The fourth Projects of Common Interest (PCI) list cites important projects needed to implement cross-border energy infrastructure in order for the EU to achieve its energy objectives including an affordable, secure and sustainable energy supplies for all citizens, the MEP noted.

Commenting, Kelly said: “I believe the projects on this list are important for the creation of a well-functioning internal energy market in the EU as they support the ambition of a stable, secure and affordable supply of energy.

“In addition, the investments will of course create jobs and growth in the regions concerned.

“The list of energy projects comes as a package and it has to be approved as a package,” Kelly said, speaking from Strasbourg.

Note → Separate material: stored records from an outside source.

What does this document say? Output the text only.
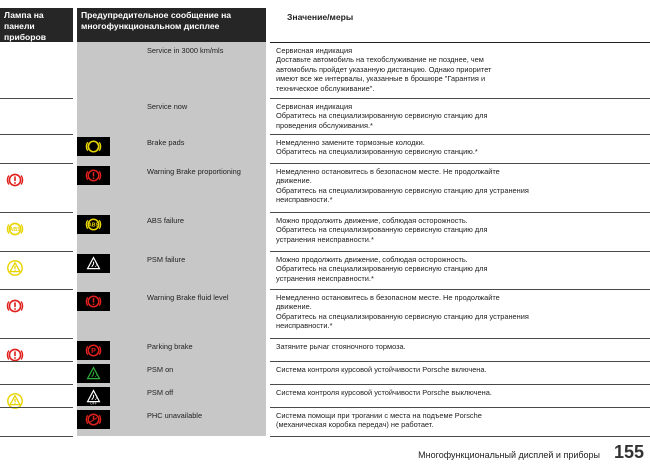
Лампа на
панели приборов
Предупредительное сообщение на
многофункциональном дисплее
Значение/меры
Service in 3000 km/mls	Сервисная индикация
Доставьте автомобиль на техобслуживание не позднее, чем
автомобиль пройдет указанную дистанцию. Однако приоритет
имеют все же интервалы, указанные в брошюре "Гарантия и
техническое обслуживание".
Service now	Сервисная индикация
Обратитесь на специализированную сервисную станцию для
проведения обслуживания.*
Brake pads	Немедленно замените тормозные колодки.
Обратитесь на специализированную сервисную станцию.*
Warning Brake proportioning	Немедленно остановитесь в безопасном месте. Не продолжайте
движение.
Обратитесь на специализированную сервисную станцию для устранения
неисправности.*
ABS
ABS
ABS failure	Можно продолжить движение, соблюдая осторожность.
Обратитесь на специализированную сервисную станцию для
устранения неисправности.*
PSM failure	Можно продолжить движение, соблюдая осторожность.
Обратитесь на специализированную сервисную станцию для
устранения неисправности.*
Warning Brake fluid level	Немедленно остановитесь в безопасном месте. Не продолжайте
движение.
Обратитесь на специализированную сервисную станцию для устранения
неисправности.*
P	Parking brake	Затяните рычаг стояночного тормоза.
PSM on	Система контроля курсовой устойчивости Porsche включена.
OFF
PSM off	Система контроля курсовой устойчивости Porsche выключена.
PHC unavailable	Система помощи при трогании с места на подъеме Porsche
(механическая коробка передач) не работает.
Многофункциональный дисплей и приборы 155
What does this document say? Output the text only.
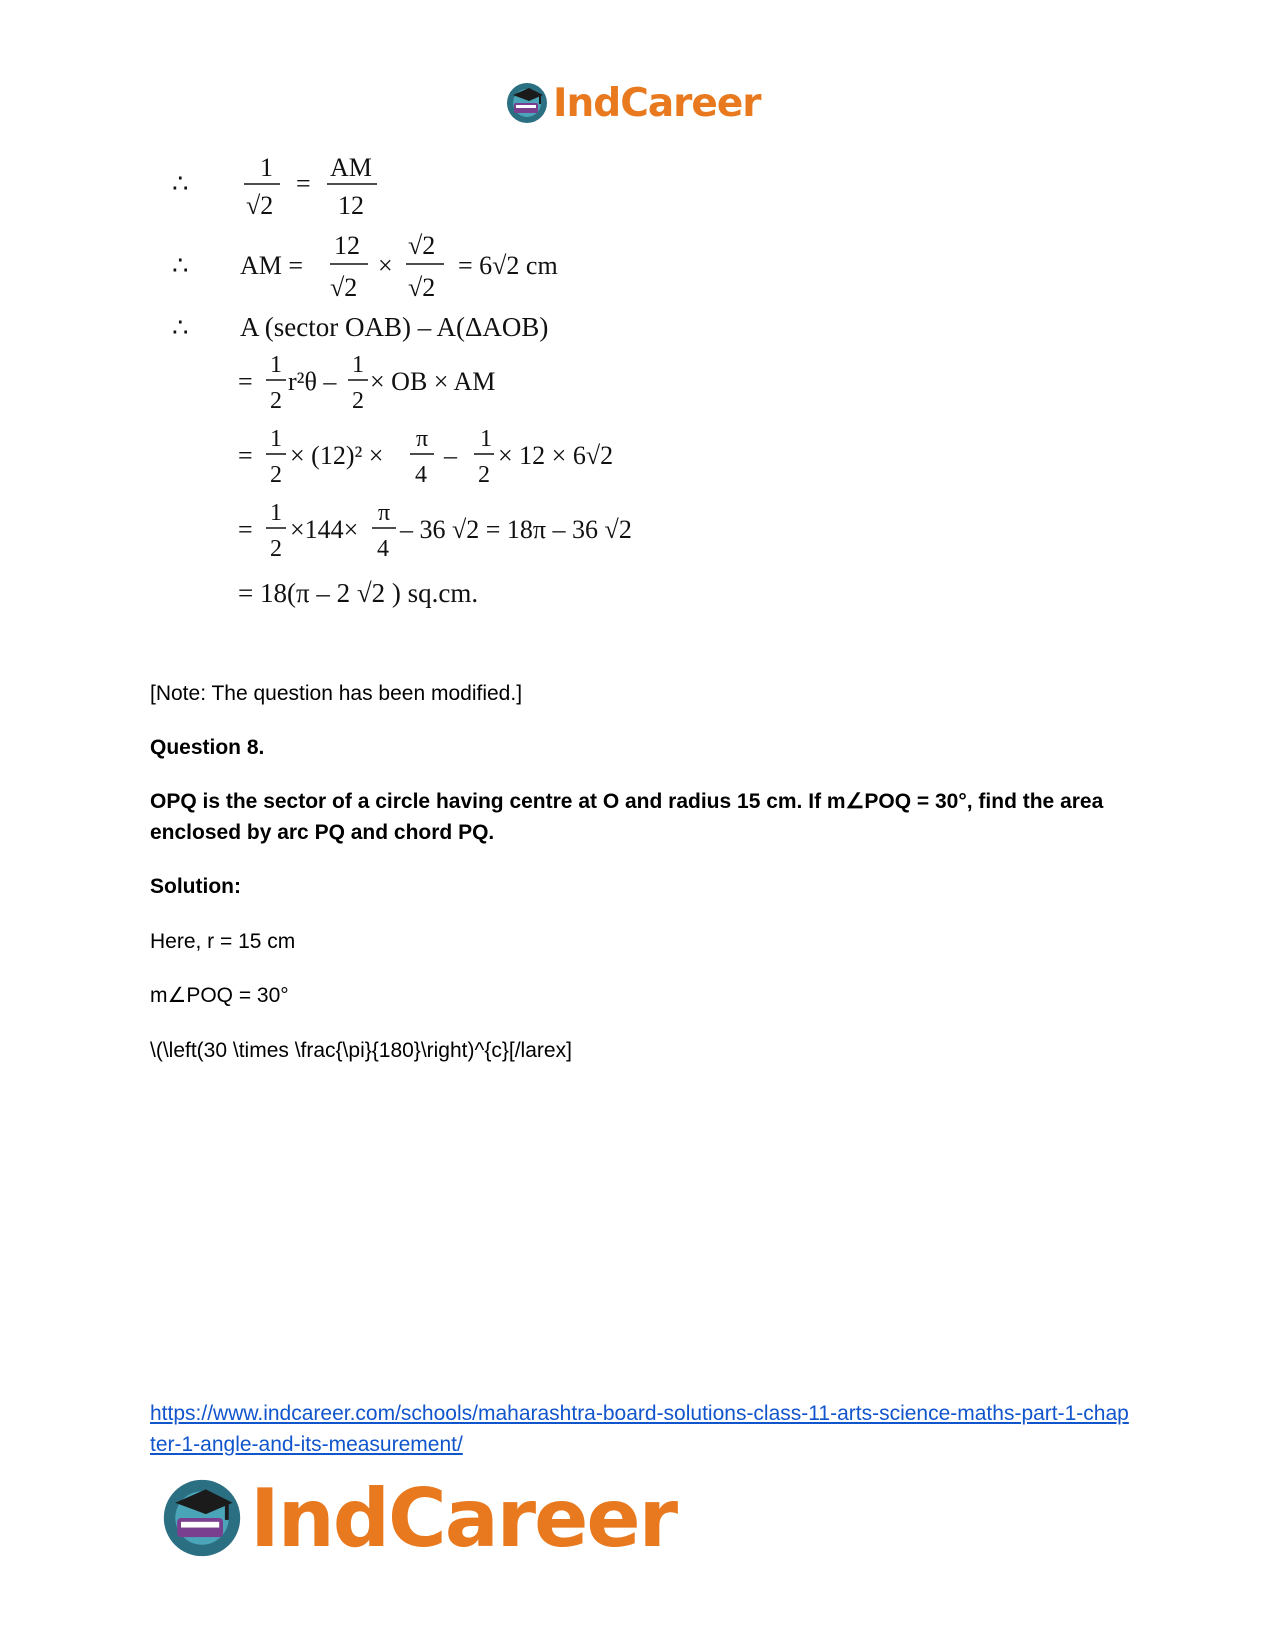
IndCareer
∴
1
√2
=
AM
12
∴ AM =
12
√2
×
√2
√2
= 6√2 cm
∴ A (sector OAB) – A(ΔAOB)
=
1
2
r²θ –
1
2
× OB × AM
=
1
2
× (12)² ×
π
4
–
1
2
× 12 × 6√2
=
1
2
×144×
π
4
– 36 √2 = 18π – 36 √2
= 18(π – 2 √2 ) sq.cm.
[Note: The question has been modified.]
Question 8.
OPQ is the sector of a circle having centre at O and radius 15 cm. If m∠POQ = 30°, find the area enclosed by arc PQ and chord PQ.
Solution:
Here, r = 15 cm
m∠POQ = 30°
\(\left(30 \times \frac{\pi}{180}\right)^{c}[/larex]
https://www.indcareer.com/schools/maharashtra-board-solutions-class-11-arts-science-maths-part-1-chapter-1-angle-and-its-measurement/
IndCareer
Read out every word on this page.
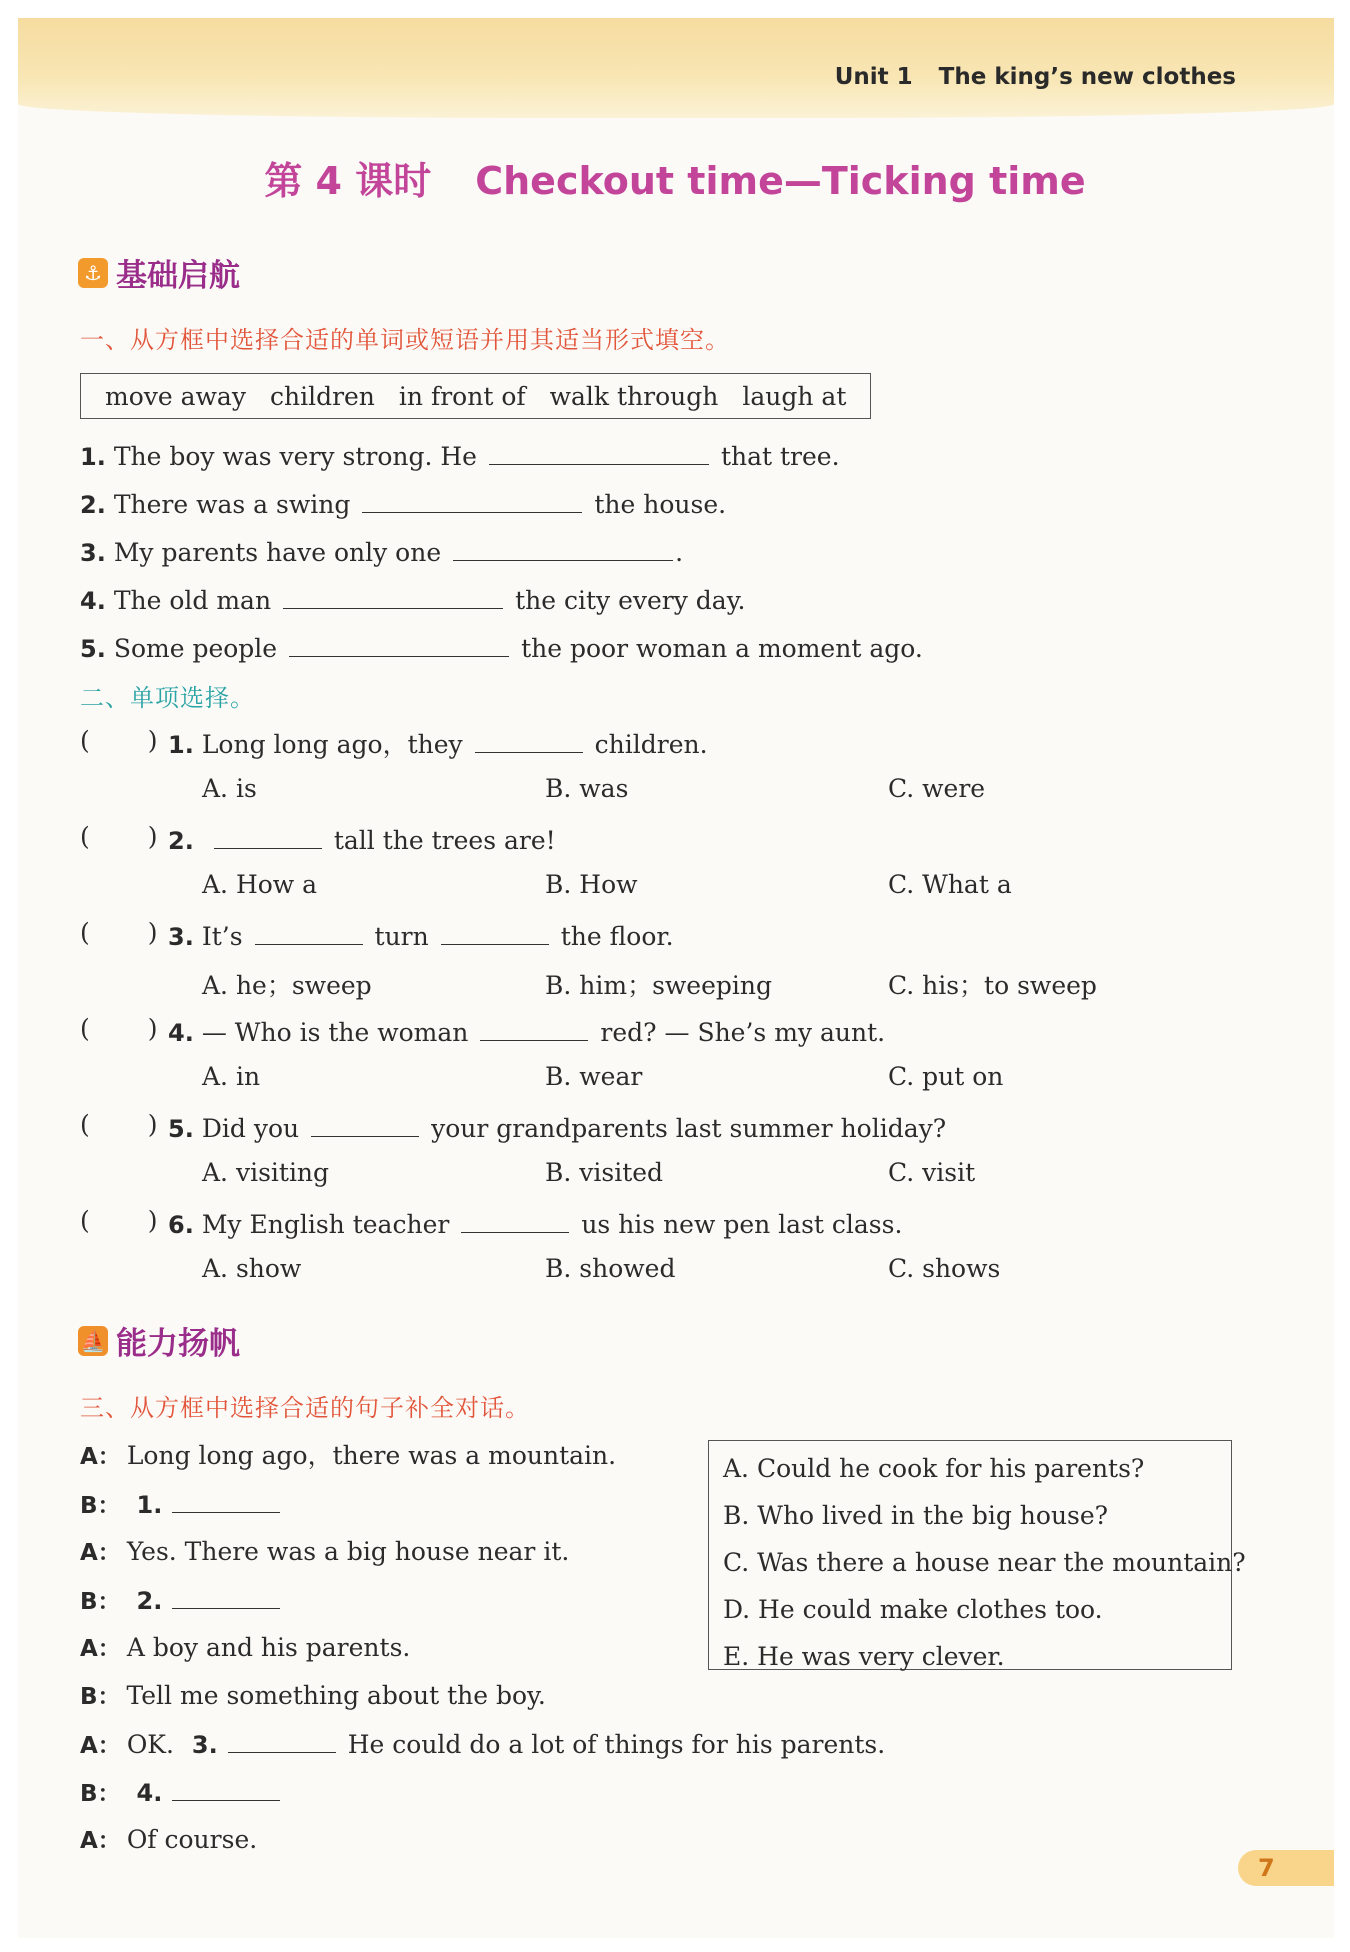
Unit 1 The king’s new clothes
第 4 课时 Checkout time—Ticking time
⚓ 基础启航
一、从方框中选择合适的单词或短语并用其适当形式填空。
move away children in front of walk through laugh at
1. The boy was very strong. He	that tree.
2. There was a swing	the house.
3. My parents have only one	.
4. The old man	the city every day.
5. Some people	the poor woman a moment ago.
二、单项选择。
( ) 1. Long long ago，they	children.
A. is	B. was	C. were
( ) 2.	tall the trees are!
A. How a	B. How	C. What a
( ) 3. It’s	turn	the floor.
A. he；sweep	B. him；sweeping	C. his；to sweep
( ) 4. — Who is the woman	red? — She’s my aunt.
A. in	B. wear	C. put on
( ) 5. Did you	your grandparents last summer holiday?
A. visiting	B. visited	C. visit
( ) 6. My English teacher	us his new pen last class.
A. show	B. showed	C. shows
⛵ 能力扬帆
三、从方框中选择合适的句子补全对话。
A： Long long ago，there was a mountain.
B： 1.
A： Yes. There was a big house near it.
B： 2.
A： A boy and his parents.
B： Tell me something about the boy.
A： OK. 3.	He could do a lot of things for his parents.
B： 4.
A： Of course.
A. Could he cook for his parents?
B. Who lived in the big house?
C. Was there a house near the mountain?
D. He could make clothes too.
E. He was very clever.
7
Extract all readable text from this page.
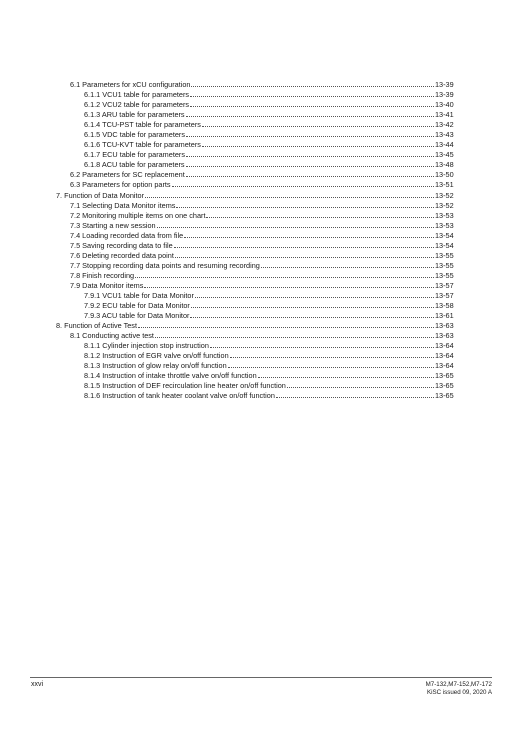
6.1 Parameters for xCU configuration	13-39
6.1.1 VCU1 table for parameters	13-39
6.1.2 VCU2 table for parameters	13-40
6.1.3 ARU table for parameters	13-41
6.1.4 TCU-PST table for parameters	13-42
6.1.5 VDC table for parameters	13-43
6.1.6 TCU-KVT table for parameters	13-44
6.1.7 ECU table for parameters	13-45
6.1.8 ACU table for parameters	13-48
6.2 Parameters for SC replacement	13-50
6.3 Parameters for option parts	13-51
7. Function of Data Monitor	13-52
7.1 Selecting Data Monitor items	13-52
7.2 Monitoring multiple items on one chart	13-53
7.3 Starting a new session	13-53
7.4 Loading recorded data from file	13-54
7.5 Saving recording data to file	13-54
7.6 Deleting recorded data point	13-55
7.7 Stopping recording data points and resuming recording	13-55
7.8 Finish recording	13-55
7.9 Data Monitor items	13-57
7.9.1 VCU1 table for Data Monitor	13-57
7.9.2 ECU table for Data Monitor	13-58
7.9.3 ACU table for Data Monitor	13-61
8. Function of Active Test	13-63
8.1 Conducting active test	13-63
8.1.1 Cylinder injection stop instruction	13-64
8.1.2 Instruction of EGR valve on/off function	13-64
8.1.3 Instruction of glow relay on/off function	13-64
8.1.4 Instruction of intake throttle valve on/off function	13-65
8.1.5 Instruction of DEF recirculation line heater on/off function	13-65
8.1.6 Instruction of tank heater coolant valve on/off function	13-65
xxvi	M7-132,M7-152,M7-172
KiSC issued 09, 2020 A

Rejecting the list would mean blocking a number of important new projects including the Celtic Interconnector, Ireland’s proposed electricity interconnection with France, additional electricity interconnections between Ireland and the UK, and the proposed new renewable hydroelectric power station in Tipperary.

Kelly highlighted that such projects are “all important elements of Ireland’s move towards renewable energy”, and a key part of Ireland’s objective of reaching 70% renewable electricity by 2030.


“Regarding the inclusion of gas projects, in all projected transitions to a low carbon economy by 2050, gas will continue to play a role in sustaining the transition,” the MEP asserted.

“It plays an important role in reducing greenhouse gas (GHG) emissions in the power generation, industrial and commercial, residential and transport sectors by replacing more CO2-intensive fossil fuels like coal and oil.

Furthermore, gas-fired electricity generation is well placed to address the variability of wind and solar supplies and provide back-up flexibility and reliability for our electricity supply.

Kelly observed that, at present, the Department of Communications, Climate Action and Environment is undertaking an evaluation of the security of energy supply taking into account Ireland’s transition to a zero-carbon world.

“This review will include a full consideration of international evidence, and I believe this will be important in making sure Ireland has a secure supply of energy for its citizens at all times,” he concluded.